We find it unnecessary to consider plaintiff’s point of error because we have concluded that, as defendants assert, under the evidence they were entitled to judgment as a matter of law on the ground that the description of the property is insufficient to support a decree of specific performance.

As already pointed out, defendants’ motion for instructed verdict did not embody the contention that plaintiff had failed to adequately identify the land which he sought to force defendants to convey. However, despite the provision in Rule 268, Texas Rules of Civil Procedure, to the effect that a motion for directed verdict “. . . shall state the specific grounds therefor”, it is apparent that the failure of the movant to embody in the motion a ground which justifies the withdrawal of the case from the jury is not always fatal.

The decisions of the Texas courts support the conclusion that where a motion for instructed verdict is granted, 1 such ruling will be upheld if the record discloses a ground which establishes, as a matter of law, that the movant is entitled to judgment, even though such ground was not embodied in the motion for instructed verdict. The granting of a motion which makes no attempt to specify the grounds on which it is based will be upheld if the record discloses the existence of grounds adequate to support the withdrawal of the case from the jury. Harvey v. Elder, 191 S.W.2d 686 (Tex.Civ.App.—San Antonio 1945, writ ref’d). Sometimes, this result is based on the doctrine of harmless error. Baylor v. Eastern Seed Co., 191 S.W.2d 689 (Tex.Civ.App.—San Antonio 1945, no writ). Some opinions justify this result on the theory that the opponent of the motion has waived the defect in the motion by failing to object to the lack of specification. Routte v. Guarino, 216 S.W.2d 607 (Tex.Civ.App.—Galveston 1949, writ ref’d n. r. e.).

Where the grounds specified in the motion are insufficient to justify the instruction of a verdict, the granting of the motion will nevertheless be upheld if the record discloses the existence of a ground which establishes that the movant is entitled to judgment as a matter of law. As said in Walter E. Heller & Co. v. Allen, 412 S.W.2d 712, 715 (Tex.Civ.App.—Corpus Christi 1967, writ ref’d n. r. e.), the question on appeal in such a situation “. . . is whether the prevailing party was entitled to judgment as a matter of law, and not whether he was entitled to judgment on the specific grounds alleged.”

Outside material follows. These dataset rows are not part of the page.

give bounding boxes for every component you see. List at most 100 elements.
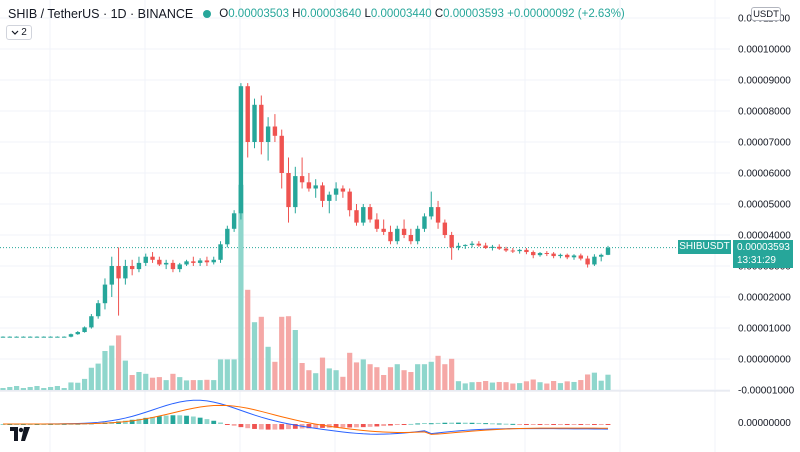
indicators-toggle-button[interactable]: 2 [6,25,32,40]
candle-body [340,188,346,192]
volume-bar [551,381,557,390]
macd-histogram-bar [150,416,155,424]
candle-body [449,235,454,248]
candle-body [592,256,597,265]
candle-body [116,266,121,279]
price-axis: 0.000110000.000100000.000090000.00008000… [738,14,795,430]
candle-body [225,228,230,245]
volume-bar [61,388,67,390]
candle-body [361,207,366,223]
candle-body [265,126,271,142]
last-price-tag: 0.00003593 13:31:29 [733,240,793,268]
macd-histogram-bar [408,423,414,425]
macd-histogram-bar [252,424,257,429]
volume-bar [313,373,319,390]
volume-bar [367,364,373,390]
volume-bar [503,382,509,390]
candle-body [279,135,284,173]
macd-histogram-bar [598,424,604,425]
volume-bar [163,380,169,390]
macd-histogram-bar [496,423,502,425]
macd-histogram-bar [231,424,237,426]
candle-body [61,336,67,338]
candle-body [571,255,577,258]
candle-body [585,258,590,265]
candle-body [469,243,475,245]
macd-histogram-bar [578,424,584,425]
macd-histogram-bar [517,424,523,425]
volume-bar [245,289,251,390]
candle-body [21,336,26,338]
volume-bar [421,364,428,390]
volume-bar [408,372,414,390]
macd-histogram-bar [218,422,223,424]
candle-body [191,261,196,263]
volume-bar [95,363,101,390]
macd-histogram-bar [510,423,516,425]
candle-body [82,327,87,333]
macd-histogram-bar [306,424,312,429]
candle-body [605,247,611,255]
macd-histogram-bar [360,424,366,428]
volume-bar [34,386,40,390]
market-status-dot [203,10,212,18]
volume-bar [496,381,502,390]
volume-bar [292,330,298,390]
macd-histogram-bar [558,424,563,425]
macd-histogram-bar [211,420,217,424]
candle-body [367,207,373,220]
macd-histogram-bar [374,424,380,427]
volume-bar [381,375,387,390]
macd-histogram-bar [388,424,393,426]
macd-histogram-bar [272,424,278,430]
volume-bar [415,364,421,390]
candle-body [197,260,203,263]
macd-histogram-bar [184,415,189,424]
macd-histogram-bar [469,422,475,424]
candlestick-series [0,83,611,338]
volume-bar [47,387,54,390]
candle-body [497,246,502,249]
symbol-title[interactable]: SHIB / TetherUS · 1D · BINANCE [8,7,194,21]
volume-bar [177,377,183,390]
candle-body [333,188,339,195]
macd-histogram-bar [476,422,482,424]
macd-histogram-bar [129,419,135,424]
macd-histogram-bar [428,423,434,425]
macd-histogram-bar [204,419,210,424]
price-axis-label: 0.00005000 [738,200,791,211]
price-axis-label: 0.00009000 [738,76,791,87]
candle-body [163,262,169,265]
candle-body [320,185,325,201]
volume-bar [20,388,26,390]
volume-bar [387,367,394,390]
macd-histogram-bar [190,416,196,424]
volume-bar [455,381,462,390]
candle-body [306,182,312,189]
volume-bar [156,377,162,390]
macd-histogram-bar [435,422,441,424]
macd-histogram-bar [442,422,448,424]
chevron-down-icon [11,30,19,35]
candle-body [129,266,135,270]
candle-body [422,216,427,229]
macd-histogram-bar [571,424,577,425]
volume-bar [170,373,176,390]
macd-histogram-bar [156,416,162,424]
volume-bar [578,380,584,390]
candle-body [415,228,420,242]
candle-body [75,332,80,335]
candle-body [7,336,12,338]
volume-bar [483,381,489,390]
currency-badge[interactable]: USDT [751,7,781,21]
candle-body [401,228,407,235]
volume-bar [109,345,115,390]
volume-bar [88,367,94,390]
volume-bar [27,387,33,390]
candle-body [41,336,46,338]
volume-bar [54,386,60,390]
volume-bar [102,351,108,390]
candle-body [524,249,529,253]
macd-histogram-bar [265,424,271,430]
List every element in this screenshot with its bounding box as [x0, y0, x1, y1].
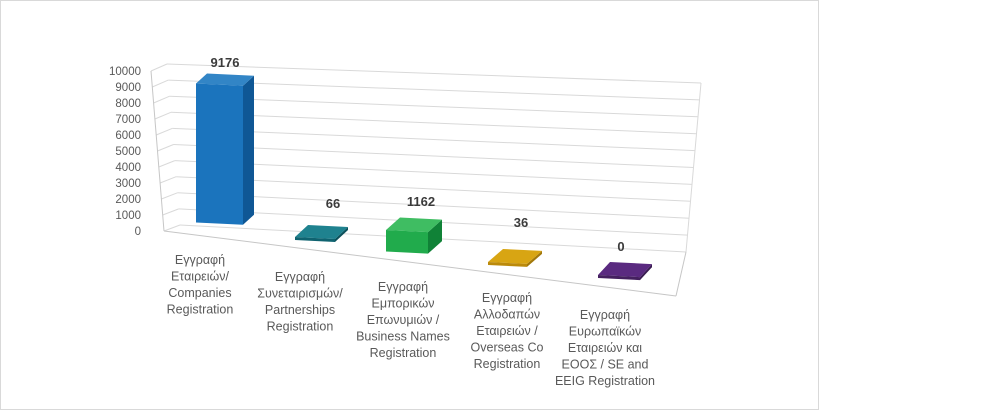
wall-gridline [176, 176, 691, 202]
bar-companies-front-face [196, 83, 243, 225]
wall-right-edge [685, 82, 702, 253]
category-label-line: Registration [167, 303, 234, 317]
wall-gridline [172, 127, 696, 152]
y-axis-tick-label: 1000 [115, 210, 141, 222]
wall-gridline [169, 95, 699, 118]
sidewall-gridline [159, 176, 177, 184]
sidewall-gridline [161, 192, 178, 200]
category-label-line: Εγγραφή [378, 280, 428, 294]
y-axis-tick-label: 4000 [115, 162, 141, 174]
sidewall-gridline [154, 111, 172, 120]
sidewall-gridline [152, 79, 169, 88]
bar-business-names-side-face [428, 219, 442, 254]
category-label-line: Εγγραφή [175, 253, 225, 267]
sidewall-gridline [156, 127, 173, 136]
bar-se-eeig-front-face [598, 275, 640, 281]
sidewall-gridline [158, 160, 175, 168]
wall-gridline [173, 144, 694, 168]
bar-business-names-front-face [386, 230, 428, 254]
category-label-line: Εταιρειών και [568, 341, 642, 355]
bar-partnerships-front-face [295, 237, 335, 242]
y-axis-tick-label: 3000 [115, 178, 141, 190]
wall-gridline [170, 111, 697, 135]
category-label-line: Partnerships [265, 303, 335, 317]
category-label-partnerships: Εγγραφή Συνεταιρισμών/Partnerships Registr… [257, 270, 343, 334]
floor-right-edge [675, 251, 687, 297]
category-label-line: Εγγραφή [482, 291, 532, 305]
category-label-line: Εγγραφή [275, 270, 325, 284]
category-label-line: Ευρωπαϊκών [569, 325, 641, 339]
category-label-line: Αλλοδαπών [474, 308, 540, 322]
category-label-overseas-co: Εγγραφή Αλλοδαπών Εταιρειών / Overseas Co Re… [471, 291, 544, 371]
y-axis-tick-label: 9000 [115, 82, 141, 94]
category-label-line: Εμπορικών [372, 297, 435, 311]
bar-companies-side-face [243, 75, 254, 225]
sidewall-gridline [162, 208, 179, 216]
category-label-business-names: Εγγραφή Εμπορικών Επωνυμιών / Business Name… [356, 280, 450, 360]
sidewall-gridline [153, 95, 170, 104]
wall-gridline [177, 192, 690, 219]
sidewall-gridline [150, 63, 168, 72]
y-axis-tick-label: 7000 [115, 114, 141, 126]
wall-gridline [174, 160, 693, 185]
bar-se-eeig-side-face [640, 264, 652, 281]
y-axis-tick-label: 6000 [115, 130, 141, 142]
floor-front-edge [163, 230, 677, 297]
category-label-line: ΕΟΟΣ / SE and [562, 358, 649, 372]
category-label-line: EEIG Registration [555, 374, 655, 388]
bar-partnerships-side-face [335, 227, 348, 242]
y-axis-tick-label: 2000 [115, 194, 141, 206]
y-axis-tick-label: 8000 [115, 98, 141, 110]
sidewall-gridline [157, 144, 174, 152]
category-label-line: Εγγραφή [580, 308, 630, 322]
sidewall-gridline [163, 224, 181, 232]
bar-se-eeig-top-face [598, 262, 652, 278]
wall-gridline [166, 63, 702, 84]
bar-overseas-co-side-face [527, 250, 542, 267]
category-label-line: Συνεταιρισμών/ [257, 287, 343, 301]
category-label-line: Registration [474, 357, 541, 371]
category-label-line: Εταιρειών/ [171, 270, 230, 284]
category-label-line: Overseas Co [471, 341, 544, 355]
category-label-companies: Εγγραφή Εταιρειών/Companies Registration [167, 253, 234, 317]
bar-business-names-top-face [386, 217, 442, 233]
data-label-overseas-co: 36 [514, 215, 528, 230]
wall-gridline [168, 79, 700, 101]
category-label-line: Registration [267, 320, 334, 334]
category-label-line: Companies [168, 286, 231, 300]
y-axis-tick-label: 5000 [115, 146, 141, 158]
data-label-companies: 9176 [211, 55, 240, 70]
category-label-line: Εταιρειών / [476, 324, 538, 338]
category-label-line: Registration [370, 346, 437, 360]
y-axis-tick-label: 10000 [109, 66, 141, 78]
y-axis-edge [150, 70, 165, 232]
data-label-se-eeig: 0 [617, 239, 624, 254]
bar-companies-top-face [196, 73, 254, 86]
bar-partnerships-top-face [295, 225, 348, 239]
document-page [0, 0, 819, 410]
category-label-se-eeig: Εγγραφή Ευρωπαϊκών Εταιρειών και ΕΟΟΣ / SE … [555, 308, 655, 388]
bar-overseas-co-top-face [488, 249, 542, 264]
y-axis-tick-label: 0 [135, 226, 141, 238]
bar-overseas-co-front-face [488, 262, 527, 267]
data-label-business-names: 1162 [407, 194, 435, 209]
data-label-partnerships: 66 [326, 196, 340, 211]
category-label-line: Επωνυμιών / [367, 313, 440, 327]
category-label-line: Business Names [356, 330, 450, 344]
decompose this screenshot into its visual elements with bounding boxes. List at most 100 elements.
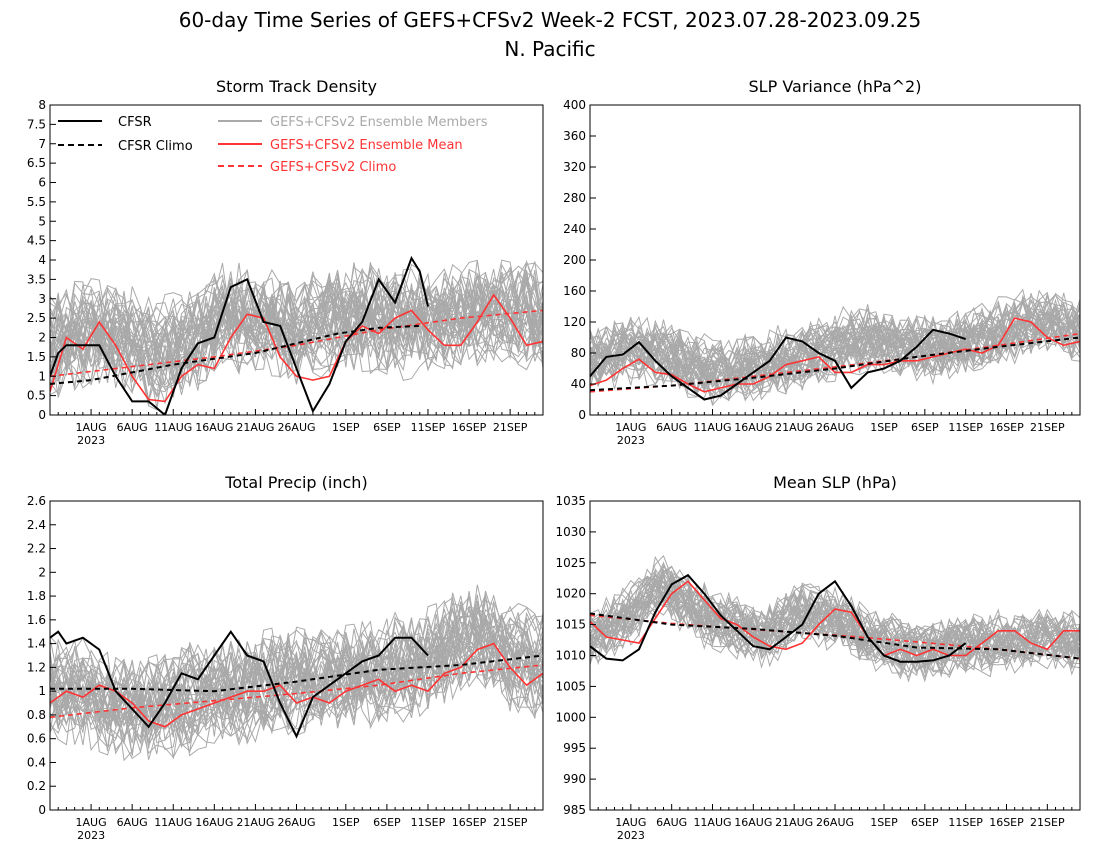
ensemble-member-line <box>590 311 1080 392</box>
y-tick-label: 4 <box>38 253 46 267</box>
y-tick-label: 1000 <box>555 710 586 724</box>
ensemble-member-line <box>590 318 1080 397</box>
x-tick-label: 11SEP <box>948 816 983 829</box>
y-tick-label: 1030 <box>555 525 586 539</box>
y-tick-label: 0.6 <box>27 732 46 746</box>
y-tick-label: 1 <box>38 369 46 383</box>
y-tick-label: 1010 <box>555 649 586 663</box>
y-tick-label: 280 <box>563 191 586 205</box>
y-tick-label: 1025 <box>555 556 586 570</box>
legend-cfsr-climo-label: CFSR Climo <box>118 139 193 154</box>
x-tick-label: 11AUG <box>693 816 731 829</box>
ensemble-member-line <box>50 283 543 378</box>
x-tick-label: 16AUG <box>195 421 233 434</box>
ensemble-member-line <box>50 640 543 744</box>
y-tick-label: 7.5 <box>27 117 46 131</box>
x-year-label: 2023 <box>77 434 105 447</box>
y-tick-label: 985 <box>563 803 586 817</box>
series-cfsr-climo <box>50 654 543 693</box>
x-tick-label: 21AUG <box>775 816 813 829</box>
legend: CFSR CFSR Climo GEFS+CFSv2 Ensemble Memb… <box>58 115 488 175</box>
x-tick-label: 16SEP <box>452 816 487 829</box>
y-tick-label: 2.4 <box>27 518 46 532</box>
ensemble-member-line <box>50 602 543 713</box>
panel-total-precip: Total Precip (inch) 0 0.2 0.4 0.6 0.8 1 1.2 1.4 1… <box>27 473 544 842</box>
x-tick-label: 11AUG <box>693 421 731 434</box>
ensemble-member-line <box>590 573 1080 673</box>
figure-title: 60-day Time Series of GEFS+CFSv2 Week-2 … <box>179 8 922 32</box>
x-tick-label: 16SEP <box>452 421 487 434</box>
x-tick-label: 1SEP <box>332 421 360 434</box>
y-tick-label: 990 <box>563 772 586 786</box>
ensemble-member-line <box>590 300 1080 386</box>
y-tick-label: 8 <box>38 98 46 112</box>
ensemble-member-line <box>50 270 543 365</box>
x-tick-label: 16SEP <box>989 816 1024 829</box>
y-tick-label: 320 <box>563 160 586 174</box>
panel-storm-track-density: Storm Track Density 0 0.5 1 1.5 2 2.5 3 3.5 4 4.5 5… <box>27 77 544 447</box>
x-tick-label: 11AUG <box>154 816 192 829</box>
series-gefs-cfsv2-ensemble-mean <box>590 580 1080 657</box>
legend-ens-members-label: GEFS+CFSv2 Ensemble Members <box>270 115 488 130</box>
y-tick-label: 1005 <box>555 679 586 693</box>
x-tick-label: 1AUG <box>615 421 646 434</box>
x-tick-label: 11SEP <box>411 421 446 434</box>
x-tick-label: 16AUG <box>734 816 772 829</box>
ensemble-member-line <box>590 289 1080 374</box>
ensemble-member-line <box>50 637 543 762</box>
y-tick-label: 1.5 <box>27 350 46 364</box>
y-tick-label: 0 <box>38 803 46 817</box>
x-tick-label: 26AUG <box>816 816 854 829</box>
ensemble-members <box>590 554 1080 683</box>
ensemble-member-line <box>50 299 543 396</box>
ensemble-member-line <box>50 626 543 745</box>
x-tick-label: 6AUG <box>656 421 687 434</box>
y-tick-label: 360 <box>563 129 586 143</box>
x-tick-label: 6AUG <box>656 816 687 829</box>
series-gefs-cfsv2-ensemble-mean <box>590 317 1080 393</box>
series-cfsr <box>50 629 429 739</box>
x-tick-label: 1AUG <box>615 816 646 829</box>
y-tick-label: 1.4 <box>27 637 46 651</box>
ensemble-member-line <box>50 304 543 406</box>
y-tick-label: 120 <box>563 315 586 329</box>
y-tick-label: 2 <box>38 565 46 579</box>
y-tick-label: 80 <box>571 346 586 360</box>
y-tick-label: 0.4 <box>27 755 46 769</box>
x-tick-label: 21AUG <box>236 816 274 829</box>
series-gefs-cfsv2-ensemble-mean <box>50 293 543 403</box>
ensemble-member-line <box>50 591 543 716</box>
y-tick-label: 40 <box>571 377 586 391</box>
y-tick-label: 0 <box>578 408 586 422</box>
x-tick-label: 6SEP <box>911 816 939 829</box>
panel-title: Mean SLP (hPa) <box>773 473 897 492</box>
ensemble-member-line <box>50 268 543 354</box>
y-tick-label: 1.8 <box>27 589 46 603</box>
y-tick-label: 6.5 <box>27 156 46 170</box>
y-tick-label: 1020 <box>555 587 586 601</box>
y-tick-label: 5 <box>38 214 46 228</box>
y-tick-label: 200 <box>563 253 586 267</box>
panel-title: SLP Variance (hPa^2) <box>749 77 922 96</box>
y-tick-label: 0.8 <box>27 708 46 722</box>
y-tick-label: 1 <box>38 684 46 698</box>
legend-ens-mean-label: GEFS+CFSv2 Ensemble Mean <box>270 138 463 153</box>
x-tick-label: 21AUG <box>775 421 813 434</box>
ensemble-member-line <box>50 270 543 358</box>
x-tick-label: 11SEP <box>411 816 446 829</box>
panel-slp-variance: SLP Variance (hPa^2) 0 40 80 120 160 200 240 280… <box>563 77 1081 447</box>
x-tick-label: 21SEP <box>1030 816 1065 829</box>
series-cfsr <box>50 255 429 415</box>
ensemble-member-line <box>50 279 543 364</box>
ensemble-member-line <box>590 555 1080 654</box>
x-tick-label: 21SEP <box>493 421 528 434</box>
y-tick-label: 2 <box>38 331 46 345</box>
y-tick-label: 2.2 <box>27 542 46 556</box>
y-tick-label: 6 <box>38 176 46 190</box>
ensemble-member-line <box>590 318 1080 405</box>
series-cfsr-climo <box>590 612 1080 660</box>
x-tick-label: 16AUG <box>195 816 233 829</box>
y-tick-label: 3.5 <box>27 272 46 286</box>
figure-subtitle: N. Pacific <box>504 37 595 61</box>
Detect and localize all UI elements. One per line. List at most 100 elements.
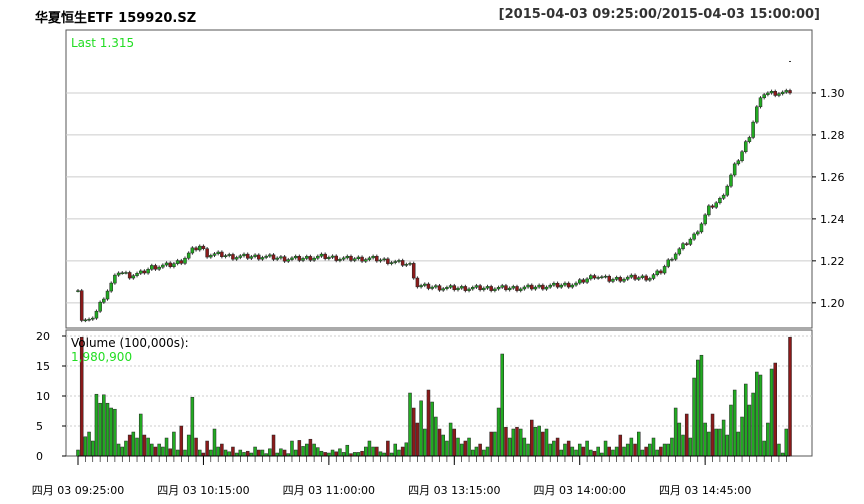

We conclude that even if it be assumed that the only ground embodied in the motion for instructed verdict would not support the withdrawal of the case from the jury, the fact that the record discloses the lack of a sufficient description of the land which plaintiff seeks to compel defendants to convey requires that the grant *503 ing- of defendants’ motion for instructed verdict be upheld. 2

As already pointed out, the land involved in this litigation is described merely as “. . .15 acres . . . out of the T. Hernandez Sur. . . . and 24 acres out of the H. Akers Sur. . . . . ” Our Supreme Court has adopted the rule that a description of land which identifies it “. . . only by quantity and as being a part of a larger tract, with nothing whereby to identify what specific portion of the larger tract is intended to be conveyed, is void for uncertainty of description.” Smith v. Sorelle, 126 Tex. 353, 87 S.W.2d 703, 705 (1935). The description involved in this case is no different from the descriptions held insufficient in Continental Supply Co. v. Missouri, K. & T. Ry. Co., 268 S.W. 444, 269 S.W. 1040 (Tex.Comm’n App.1925, judgment adopted), and Tram Lumber Co. v. Hancock, 70 Tex. 312, 7 S.W. 724, 725 (1888).

It is well settled that a court will not decree specific performance of a contract for the sale of land unless the contract describes the land or furnishes within itself the means by which the property may be identified with reasonable certainty. Wilson v. Fisher, 144 Tex. 53, 188 S.W.2d 150 (1945); Nash v.